Due tra gli allenatori più vincenti della storia si affrontano in una partita particolarmente interessante anche a livello tattico
di Andrea Cocchi© Getty Images
Milan-Napoli significa già tanto, anche alla quinta giornata. Certo, la suggestione di Max che vincendo va a prendere Conte ai vertici della classifica è comunque affascinante, ma ci sono degli aspetti suggestivi che rendono il San Siro di domenica sera il centro dell'attenzione. Innanzitutto c'è il fatto che, ormai, è abbastanza superfluo affrontare ogni analisi tecnica con convinzioni aprioristiche. Il luogo comune viene spazzato via in pochi secondi nel calcio moderno. Certo, ognuno avrà le sue idee che però diventano per forza di cose malleabili, come un abito che si adatta alle caratteristiche fisiche di chi lo indossa.

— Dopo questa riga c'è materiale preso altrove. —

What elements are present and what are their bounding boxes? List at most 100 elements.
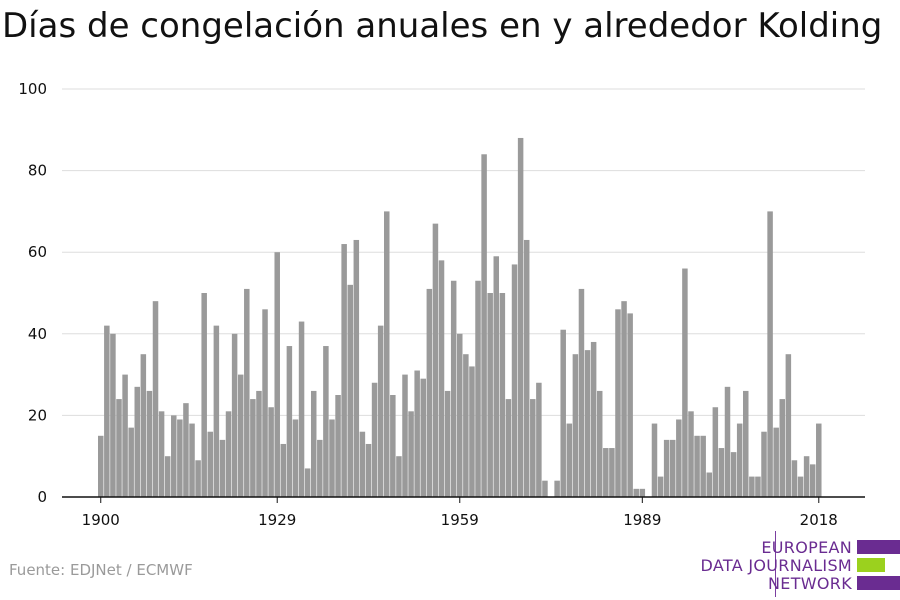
bar-1977 xyxy=(566,423,573,497)
bar-1954 xyxy=(426,288,433,497)
bar-2014 xyxy=(791,460,798,497)
bar-1993 xyxy=(663,439,670,497)
bar-1917 xyxy=(201,293,207,497)
bar-1998 xyxy=(694,435,700,497)
bar-1960 xyxy=(463,354,469,497)
bar-1940 xyxy=(341,244,347,497)
bar-1949 xyxy=(396,456,402,497)
bar-1955 xyxy=(432,223,439,497)
bar-1902 xyxy=(110,333,116,497)
bar-1999 xyxy=(700,435,706,497)
bar-1973 xyxy=(542,480,548,497)
bar-1956 xyxy=(438,260,445,497)
bar-1985 xyxy=(615,309,621,497)
logo-line-2: DATA JOURNALISM xyxy=(700,556,852,575)
y-tick-label: 80 xyxy=(28,162,47,180)
bar-1969 xyxy=(517,137,524,497)
bar-1928 xyxy=(268,407,274,497)
bar-1966 xyxy=(499,293,506,497)
edjnet-logo: EUROPEAN DATA JOURNALISM NETWORK xyxy=(660,531,900,597)
bar-1970 xyxy=(523,239,530,497)
bar-1931 xyxy=(286,346,293,497)
x-axis-ticks: 1900 1929 1959 1989 2018 xyxy=(82,497,838,529)
bar-1923 xyxy=(237,374,244,497)
bar-1952 xyxy=(414,370,420,497)
bar-1913 xyxy=(177,419,183,497)
bar-2012 xyxy=(779,399,786,497)
y-axis-tick-labels: 0 20 40 60 80 100 xyxy=(18,80,47,506)
bar-1905 xyxy=(128,427,134,497)
bar-1911 xyxy=(164,456,171,497)
bar-1965 xyxy=(493,256,500,497)
bar-1971 xyxy=(530,399,536,497)
y-tick-label: 0 xyxy=(37,488,47,506)
bar-1953 xyxy=(420,378,426,497)
bar-1976 xyxy=(560,329,566,497)
bar-1936 xyxy=(317,439,323,497)
logo-bar-green xyxy=(857,558,885,572)
bar-1903 xyxy=(116,399,122,497)
bar-1961 xyxy=(469,366,475,497)
bar-1927 xyxy=(262,309,268,497)
bar-2010 xyxy=(767,211,773,497)
bar-1933 xyxy=(298,321,305,497)
bar-1937 xyxy=(323,346,329,497)
bar-2016 xyxy=(803,456,810,497)
bar-1924 xyxy=(244,288,250,497)
bar-1995 xyxy=(676,419,682,497)
bar-1983 xyxy=(603,448,609,497)
bar-1910 xyxy=(158,411,165,497)
bar-1989 xyxy=(639,488,646,497)
bar-1981 xyxy=(590,341,597,497)
bars xyxy=(98,137,822,497)
logo-line-1: EUROPEAN xyxy=(761,538,852,557)
bar-2003 xyxy=(724,386,731,497)
bar-2015 xyxy=(797,476,804,497)
bar-1992 xyxy=(657,476,664,497)
gridlines xyxy=(62,88,865,416)
bar-1925 xyxy=(250,399,256,497)
bar-2000 xyxy=(706,472,712,497)
x-tick-label: 2018 xyxy=(800,511,838,529)
bar-1938 xyxy=(329,419,335,497)
bar-2007 xyxy=(749,476,755,497)
bar-1978 xyxy=(572,354,579,497)
bar-1943 xyxy=(359,431,366,497)
logo-bar-purple-top xyxy=(857,540,900,554)
y-tick-label: 40 xyxy=(28,325,47,343)
chart-title: Días de congelación anuales en y alreded… xyxy=(2,6,883,46)
bar-2004 xyxy=(730,452,737,497)
bar-1942 xyxy=(353,239,360,497)
bar-1962 xyxy=(475,280,481,497)
bar-1934 xyxy=(304,468,311,497)
bar-1909 xyxy=(152,301,159,497)
bar-1984 xyxy=(609,448,615,497)
bar-1912 xyxy=(171,415,177,497)
bar-1958 xyxy=(450,280,457,497)
bar-1972 xyxy=(536,382,542,497)
bar-1982 xyxy=(596,390,603,497)
bar-1906 xyxy=(134,386,141,497)
x-tick-label: 1929 xyxy=(258,511,296,529)
bar-2017 xyxy=(809,464,816,497)
bar-1980 xyxy=(584,350,591,497)
bar-1951 xyxy=(408,411,414,497)
bar-1991 xyxy=(651,423,658,497)
x-tick-label: 1989 xyxy=(623,511,661,529)
bar-1975 xyxy=(554,480,560,497)
bar-1914 xyxy=(183,403,189,497)
bar-1904 xyxy=(122,374,128,497)
bar-2006 xyxy=(743,390,749,497)
bar-1932 xyxy=(292,419,299,497)
bar-2002 xyxy=(718,448,725,497)
bar-1916 xyxy=(195,460,201,497)
y-tick-label: 20 xyxy=(28,406,47,424)
bar-1987 xyxy=(627,313,633,497)
bar-1968 xyxy=(511,264,518,497)
source-note: Fuente: EDJNet / ECMWF xyxy=(9,561,193,579)
bar-2018 xyxy=(816,423,822,497)
bar-2009 xyxy=(761,431,767,497)
bar-2013 xyxy=(785,354,792,497)
bar-1918 xyxy=(207,431,214,497)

Allegri, per esempio, ha fatto ricredere anche i suoi detrattori di lungo corso che non hanno cambiato idea ma, molto semplicemente, hanno visto e sottolineato il lavoro fatto finora da Max e il suo staff allargato. La versione iper reattiva del ritorno alla Juve era francamente difficile da difendere. Ora c'è una squadra che si fonda sulla tenuta difensiva, come da legge immutabile e assolutamente legittima dell'Allegri pensiero. Il Milan, insomma, crea un blocco in cui gli spazi si restringono ed è complicatissimo trovare luoghi da attaccare anche in quelle zone in cui di solito si resta scoperti. In fase di difesa posizionale i due esterni di centrocampo si abbassano e non concedono cambi di gioco. Il reparto di mezzo è spesso in superiorità perché Pulisic, che parte da trequartista, aiuta i colleghi a metà campo.

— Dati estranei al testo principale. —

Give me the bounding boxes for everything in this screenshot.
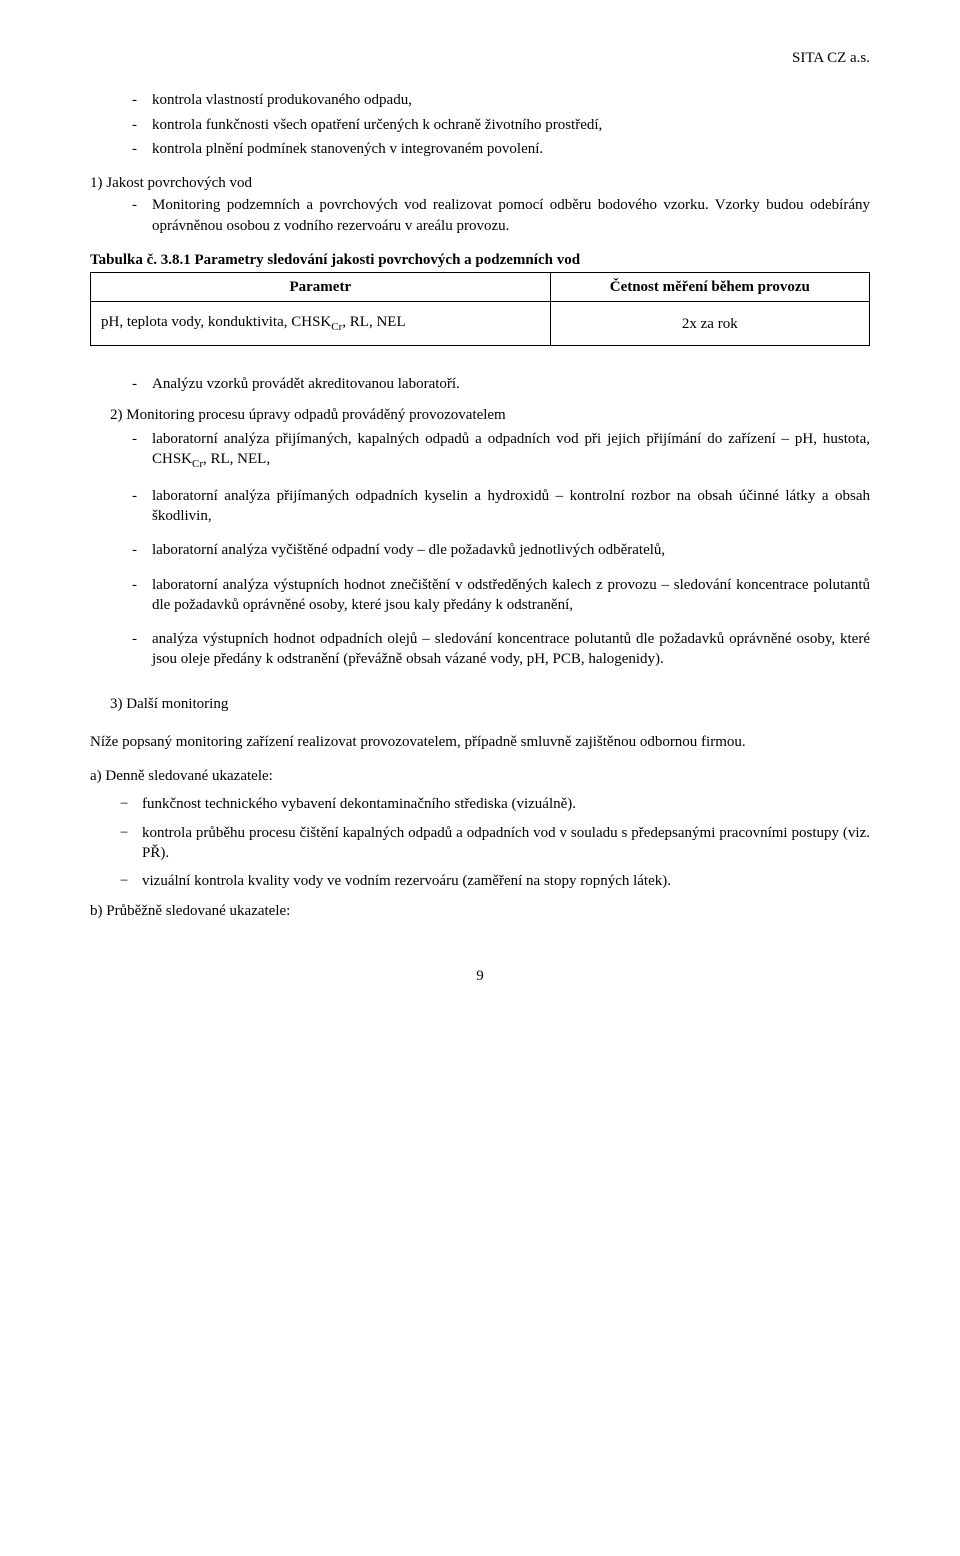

Quello che più colpisce, comunque, è l'atteggiamento con la palla, con un'attenzione maggiore al possesso, anche a partire da posizioni arretrate. Le caratteristiche dei centrocampisti permettono di abbinare l'immensa visione di Modric alle capacità di inserimento di Rabiot e Fofana, che sfruttano i movimenti a liberare lo spazio di Gimenez. A tutto questo si aggiunge la qualità indiscussa di Allegri di saper leggere la partita sfruttando le sostituzioni e quella del suo staff nel prepararla sulle caratteristiche degli avversari.

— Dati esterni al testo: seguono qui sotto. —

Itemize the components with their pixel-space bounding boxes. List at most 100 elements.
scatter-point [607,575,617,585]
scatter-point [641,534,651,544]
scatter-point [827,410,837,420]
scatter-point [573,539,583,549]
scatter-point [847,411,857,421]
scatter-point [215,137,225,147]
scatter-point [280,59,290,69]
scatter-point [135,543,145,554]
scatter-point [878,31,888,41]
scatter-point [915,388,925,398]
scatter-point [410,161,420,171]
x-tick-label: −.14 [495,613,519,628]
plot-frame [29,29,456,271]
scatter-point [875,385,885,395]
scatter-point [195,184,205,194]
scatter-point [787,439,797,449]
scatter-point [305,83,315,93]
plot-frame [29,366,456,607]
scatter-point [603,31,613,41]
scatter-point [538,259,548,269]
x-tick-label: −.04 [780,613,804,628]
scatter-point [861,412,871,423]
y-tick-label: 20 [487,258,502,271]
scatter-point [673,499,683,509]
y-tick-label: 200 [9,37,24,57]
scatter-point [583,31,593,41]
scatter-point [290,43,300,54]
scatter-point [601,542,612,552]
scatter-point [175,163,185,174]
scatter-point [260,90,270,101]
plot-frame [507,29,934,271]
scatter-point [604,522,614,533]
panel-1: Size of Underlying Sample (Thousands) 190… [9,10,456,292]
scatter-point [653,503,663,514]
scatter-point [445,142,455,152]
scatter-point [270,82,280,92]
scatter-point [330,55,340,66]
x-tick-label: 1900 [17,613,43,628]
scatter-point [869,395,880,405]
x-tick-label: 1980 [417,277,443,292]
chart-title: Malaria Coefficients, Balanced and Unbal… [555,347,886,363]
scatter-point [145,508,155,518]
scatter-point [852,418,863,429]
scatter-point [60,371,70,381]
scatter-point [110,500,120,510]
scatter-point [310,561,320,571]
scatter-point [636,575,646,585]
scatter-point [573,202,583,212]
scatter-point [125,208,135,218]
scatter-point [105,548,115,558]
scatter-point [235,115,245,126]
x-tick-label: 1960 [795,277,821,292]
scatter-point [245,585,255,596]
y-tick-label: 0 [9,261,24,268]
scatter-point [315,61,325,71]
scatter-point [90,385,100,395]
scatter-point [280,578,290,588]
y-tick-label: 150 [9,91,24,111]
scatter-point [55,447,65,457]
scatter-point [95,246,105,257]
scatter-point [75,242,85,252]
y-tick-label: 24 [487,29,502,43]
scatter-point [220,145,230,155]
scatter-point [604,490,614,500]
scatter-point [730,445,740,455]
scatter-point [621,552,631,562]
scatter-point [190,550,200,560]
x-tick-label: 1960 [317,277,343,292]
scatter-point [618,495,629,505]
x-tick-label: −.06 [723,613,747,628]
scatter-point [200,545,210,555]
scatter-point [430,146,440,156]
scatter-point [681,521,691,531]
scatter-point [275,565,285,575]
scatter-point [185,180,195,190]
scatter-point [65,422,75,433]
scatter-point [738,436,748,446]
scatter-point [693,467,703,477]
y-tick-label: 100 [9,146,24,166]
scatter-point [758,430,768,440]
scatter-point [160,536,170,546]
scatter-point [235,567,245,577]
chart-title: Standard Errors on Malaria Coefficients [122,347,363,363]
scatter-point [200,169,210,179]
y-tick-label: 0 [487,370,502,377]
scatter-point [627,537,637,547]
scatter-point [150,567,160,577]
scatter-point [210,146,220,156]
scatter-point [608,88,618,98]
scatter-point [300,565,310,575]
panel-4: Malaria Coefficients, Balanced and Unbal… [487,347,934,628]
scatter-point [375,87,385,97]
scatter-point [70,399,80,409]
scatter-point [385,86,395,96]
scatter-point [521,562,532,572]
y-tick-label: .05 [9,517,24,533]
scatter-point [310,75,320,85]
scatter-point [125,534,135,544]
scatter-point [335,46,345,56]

Già, gli avversari. Anche Conte era considerato troppo integralista, fissato con il 3-5-2 e i movimenti codificati in fase offensiva. Dopo l'esperienza al Tottenham si è fermato e si è aggiornato. Ha visto come il calcio sia andato in direzioni nuove e come si faccia in fretta a trovare antidoti da parte di chi ti affronta. Già l'anno scorso ha cambiato alcuni concetti e anche, spesso, il sistema di gioco. In questa stagione ha fatto un ulteriore salto in avanti. Con l'arrivo di De Bruyne, unito all’eclettismo di McTominay, si è ritrovato un centrocampo di lusso ma difficile da assemblare. Ecco allora l'idea di non rinunciare a nessuno dei suoi elementi del reparto di mezzo. Lobotka è l'unico ad avere la sua posizione fissa, per il resto si assiste a un continuo movimento che moltiplica, in fase offensiva, le possibilità di sviluppo del gioco. Nonostante la presenza di Neres e l'arrivo di Lang, la fascia sinistra è affidata alle incursioni di Spinazzola in un sistema asimmetrico che prevede invece, a destra, la presenza fissa di Politano. L'esterno basso mancino può anche accentrarsi, compiendo spostamenti complementari rispetto a chi va a occupare la fascia, ed è fondamentale, da quella posizione, nel tentare subito la riaggressione a palla persa.
Insomma, per valutare il calcio, ormai, si deve uscire da logiche preconcette. D'altra parte quando si vede Guardiola che, per difendere una vittoria nei minuti finali, sostituisce punta e mezza punta per chiudere con una difesa a cinque, si capisce bene che i luoghi comuni servono solo per darci certezze che la realtà spazza via in pochi secondi.